Rowan Williams is the 104th Archbishop of Canterbury – the spiritual leader of the world’s 100 million Anglicans. He is considerded by many to be the most influential and brillant theologian in our day. This is the second book by Williams that I have read, the first being Where God Happens. Archbishop Williams writes in Tokens of Trust an introduction to the major beliefs of the Christian faith.
I need to be honest in saying that this was one of the hardest, easiest reads for me. It is written in a style and with language that any can read and understand but the thoughts are deep and profound. The chapters in the book are sermons that Williams preached at Canterbury Cathedral during the week before Easter, 2005. His topics centered around the Nicene and Apostle’s Creeds, and he tries to answer some of the weightiest questions many have about the Christian faith. Topics such as who to trust, God’s love, Christ’s nature and resurrection, the Trinity, and Heaven and Hell are all covered in 159 pages.
A great strength of the book was how he ably answers all these questions in a conversational, simple to understand way. The hard part was in understanding his way of thinking. Archbishop Williams truly has a gift for using language, and what he says often leaves you thinking and wanting to go back and reread what was just said. It is a great read but not easy to understand from time to time.
Some of my favorite quotes from the book include:
“God cannot be for us an object at the mercy of our scrutiny, becasue God is always active, never just there over against us like objects in the world” (p.19).
“Christian teaching isn’t just static; it’s always trying to learn from the last set of mistakes” (p.72).
“Our holiness isn’t a matter of achievement but of relatedness to Christ” (p.126).

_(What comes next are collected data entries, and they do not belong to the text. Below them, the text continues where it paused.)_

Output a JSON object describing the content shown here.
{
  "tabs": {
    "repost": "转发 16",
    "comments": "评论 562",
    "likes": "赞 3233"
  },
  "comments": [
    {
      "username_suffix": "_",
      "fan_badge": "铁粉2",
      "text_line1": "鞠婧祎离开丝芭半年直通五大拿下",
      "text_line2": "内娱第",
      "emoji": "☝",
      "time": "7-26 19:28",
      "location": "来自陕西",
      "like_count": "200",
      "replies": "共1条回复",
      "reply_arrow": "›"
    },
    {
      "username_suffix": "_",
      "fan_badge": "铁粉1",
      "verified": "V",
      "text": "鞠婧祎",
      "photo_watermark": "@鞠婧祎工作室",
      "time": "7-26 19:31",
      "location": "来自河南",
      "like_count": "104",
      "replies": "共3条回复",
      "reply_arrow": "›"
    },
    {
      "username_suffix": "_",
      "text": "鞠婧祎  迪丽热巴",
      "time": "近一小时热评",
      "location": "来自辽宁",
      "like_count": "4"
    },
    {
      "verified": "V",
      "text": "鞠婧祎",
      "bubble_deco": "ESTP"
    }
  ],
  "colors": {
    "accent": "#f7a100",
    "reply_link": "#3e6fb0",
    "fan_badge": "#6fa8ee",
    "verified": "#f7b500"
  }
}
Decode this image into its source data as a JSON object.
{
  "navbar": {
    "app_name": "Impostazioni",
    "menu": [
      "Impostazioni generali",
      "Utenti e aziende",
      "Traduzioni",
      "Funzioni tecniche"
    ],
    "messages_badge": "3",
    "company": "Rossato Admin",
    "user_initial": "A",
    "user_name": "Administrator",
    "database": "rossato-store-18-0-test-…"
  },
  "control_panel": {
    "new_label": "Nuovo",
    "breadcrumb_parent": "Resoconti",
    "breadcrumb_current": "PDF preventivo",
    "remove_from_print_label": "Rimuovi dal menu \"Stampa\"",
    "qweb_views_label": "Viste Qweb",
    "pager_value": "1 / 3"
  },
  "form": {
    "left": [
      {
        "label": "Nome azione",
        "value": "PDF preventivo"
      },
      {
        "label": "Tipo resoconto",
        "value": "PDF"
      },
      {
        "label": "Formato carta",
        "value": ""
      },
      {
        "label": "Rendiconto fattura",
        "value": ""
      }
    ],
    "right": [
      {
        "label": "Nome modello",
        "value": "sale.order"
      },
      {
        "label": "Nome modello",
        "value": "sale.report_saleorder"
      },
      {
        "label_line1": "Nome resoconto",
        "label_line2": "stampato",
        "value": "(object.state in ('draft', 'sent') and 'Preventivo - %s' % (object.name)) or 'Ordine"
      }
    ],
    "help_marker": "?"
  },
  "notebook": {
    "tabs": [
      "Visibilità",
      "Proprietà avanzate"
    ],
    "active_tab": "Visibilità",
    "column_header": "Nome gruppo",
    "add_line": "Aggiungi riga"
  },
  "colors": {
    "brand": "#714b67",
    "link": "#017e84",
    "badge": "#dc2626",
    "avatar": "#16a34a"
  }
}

This is just a taste but it is a book filled with great lines and deep thoughts about God. I do want to caution about one thing before I end this review. If you are not accustomed to reading materials outside the brotherhood you may find some of what he says vastly different from anything that you have ever heard. This is what made the book difficult for me. It was written from an unfamiliar perspective. Now that does not mean it is a bad book. As a matter of fact, this adds to its value in my opinion. We all need to be challenged at times to think outside our boxes. The second we think we have it figured out is the second God drops a mental bomb on us. Tokens of Trust is a great read to get an introduction to the Christian faith from a perspective that you will not be familiar with, but it is filled with theological bombs with which you will be grateful that you now know.